A principal is liable for penalties, assessments, and an exclusion under this section for the actions of the principal's agent acting within the scope of the agency.

(m) Claims within jurisdiction of other departments or agencies

(1)  For purposes of this section, with respect to a Federal health care program not contained in this chapter, references to the Secretary in this section shall be deemed to be references to the Secretary or Administrator of the department or agency with jurisdiction over such program and references to the Inspector General of the Department of Health and Human Services in this section shall be deemed to be references to the Inspector General of the applicable department or agency.

(2)(A)  The Secretary and Administrator of the departments and agencies referred to in paragraph (1) may include in any action pursuant to this section, claims within the jurisdiction of other Federal departments or agencies as long as the following conditions are satisfied:

(i)  The case involves primarily claims submitted to the Federal health care programs of the department or agency initiating the action.

(ii)  The Secretary or Administrator of the department or agency initiating the action gives notice and an opportunity to participate in the investigation to the Inspector General of the department or agency with primary jurisdiction over the Federal health care programs to which the claims were submitted.

(B)  If the conditions specified in subparagraph (A) are fulfilled, the Inspector General of the department or agency initiating the action is authorized to exercise all powers granted under the Inspector General Act of 1978 (5 U.S.C. App.) with respect to the claims submitted to the other departments or agencies to the same manner and extent as provided in that Act with respect to claims submitted to such departments or agencies.

(n) Safe harbor for payment of medigap premiums

(1)  Subparagraph (B) of subsection (i)(6) shall not apply to a practice described in paragraph (2) unless--

(A)  the Secretary, through the Inspector General of the Department of Health and Human Services, promulgates a rule authorizing such a practice as an exception to remuneration;  and

(B)  the remuneration is offered or transferred by a person under such rule during the 2-year period beginning on the date the rule is first promulgated.

(2)  A practice described in this paragraph is a practice under which a health care provider or facility pays, in whole or in part, premiums for medicare supplemental policies for individuals entitled to benefits under part A of subchapter XVIII of this chapter [ 42 U.S.C.A. § 1395c et seq. ] pursuant to section 426-1 of this title.
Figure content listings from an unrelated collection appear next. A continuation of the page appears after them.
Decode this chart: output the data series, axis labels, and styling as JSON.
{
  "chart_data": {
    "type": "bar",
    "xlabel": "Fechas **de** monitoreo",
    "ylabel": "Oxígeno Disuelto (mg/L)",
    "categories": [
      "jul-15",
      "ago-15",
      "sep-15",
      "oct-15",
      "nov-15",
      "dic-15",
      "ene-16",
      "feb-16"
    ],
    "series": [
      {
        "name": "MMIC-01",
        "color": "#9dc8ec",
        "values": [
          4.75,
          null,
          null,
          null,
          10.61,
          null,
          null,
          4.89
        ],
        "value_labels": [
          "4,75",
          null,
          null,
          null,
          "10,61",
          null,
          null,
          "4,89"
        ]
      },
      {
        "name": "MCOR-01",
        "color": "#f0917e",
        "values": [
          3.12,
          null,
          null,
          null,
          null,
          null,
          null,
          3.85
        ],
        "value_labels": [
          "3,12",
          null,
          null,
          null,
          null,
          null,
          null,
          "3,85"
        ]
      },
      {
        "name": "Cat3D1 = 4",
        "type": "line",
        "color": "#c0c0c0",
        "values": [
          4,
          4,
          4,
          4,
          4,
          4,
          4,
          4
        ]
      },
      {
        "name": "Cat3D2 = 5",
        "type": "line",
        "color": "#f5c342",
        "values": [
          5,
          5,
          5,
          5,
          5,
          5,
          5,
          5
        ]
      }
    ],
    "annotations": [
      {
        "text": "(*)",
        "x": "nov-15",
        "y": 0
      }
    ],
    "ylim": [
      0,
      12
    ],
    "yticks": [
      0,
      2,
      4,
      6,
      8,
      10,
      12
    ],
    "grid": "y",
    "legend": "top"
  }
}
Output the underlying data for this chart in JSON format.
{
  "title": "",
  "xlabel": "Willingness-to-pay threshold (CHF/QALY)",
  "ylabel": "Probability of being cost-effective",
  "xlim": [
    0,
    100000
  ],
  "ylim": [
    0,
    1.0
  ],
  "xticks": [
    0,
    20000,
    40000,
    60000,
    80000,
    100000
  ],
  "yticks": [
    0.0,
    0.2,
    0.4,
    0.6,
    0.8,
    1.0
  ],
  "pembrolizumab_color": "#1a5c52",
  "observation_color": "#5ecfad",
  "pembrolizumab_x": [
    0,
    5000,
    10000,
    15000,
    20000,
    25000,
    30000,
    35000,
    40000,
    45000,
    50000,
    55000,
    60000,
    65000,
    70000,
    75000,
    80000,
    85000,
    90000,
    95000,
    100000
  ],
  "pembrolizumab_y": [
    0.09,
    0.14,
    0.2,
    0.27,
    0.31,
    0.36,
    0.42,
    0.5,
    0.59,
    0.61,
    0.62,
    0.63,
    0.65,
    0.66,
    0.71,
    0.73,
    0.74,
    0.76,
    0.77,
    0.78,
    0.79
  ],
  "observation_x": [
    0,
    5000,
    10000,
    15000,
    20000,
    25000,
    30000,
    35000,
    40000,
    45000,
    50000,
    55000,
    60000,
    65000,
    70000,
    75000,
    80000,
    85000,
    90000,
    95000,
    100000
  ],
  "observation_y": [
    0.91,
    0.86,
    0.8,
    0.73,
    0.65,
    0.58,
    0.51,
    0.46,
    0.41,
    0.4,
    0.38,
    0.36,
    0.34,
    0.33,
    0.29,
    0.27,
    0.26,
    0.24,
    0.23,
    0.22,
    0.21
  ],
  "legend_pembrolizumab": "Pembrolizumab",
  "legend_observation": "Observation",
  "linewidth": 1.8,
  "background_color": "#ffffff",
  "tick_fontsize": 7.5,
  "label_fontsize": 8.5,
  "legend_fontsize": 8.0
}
1 So in original.  Probably should be “law, or”.
2 So in original.  Two pars. (8) have been enacted.
3 So in original.  The word “or” probably should not appear.
4 So in original.  Two pars. (9) have been enacted.
5 So in original.  Probably should be followed by “or”’.
6 So in original.  The comma probably should be a semicolon.
7 So in original.  Probably is a reference to the first paragraph (8).
8 So in original.  The word “or” probably should not appear.
9 So in original.  Probably is a reference to the first paragraph (9).
10 So in original.  Probably should be “paragraph;”.
11 So in original.  Probably is a reference to the second paragraph (9).
12 So in original.  Probably should be “court”.
13 So in original.  The word “or” probably should not appear.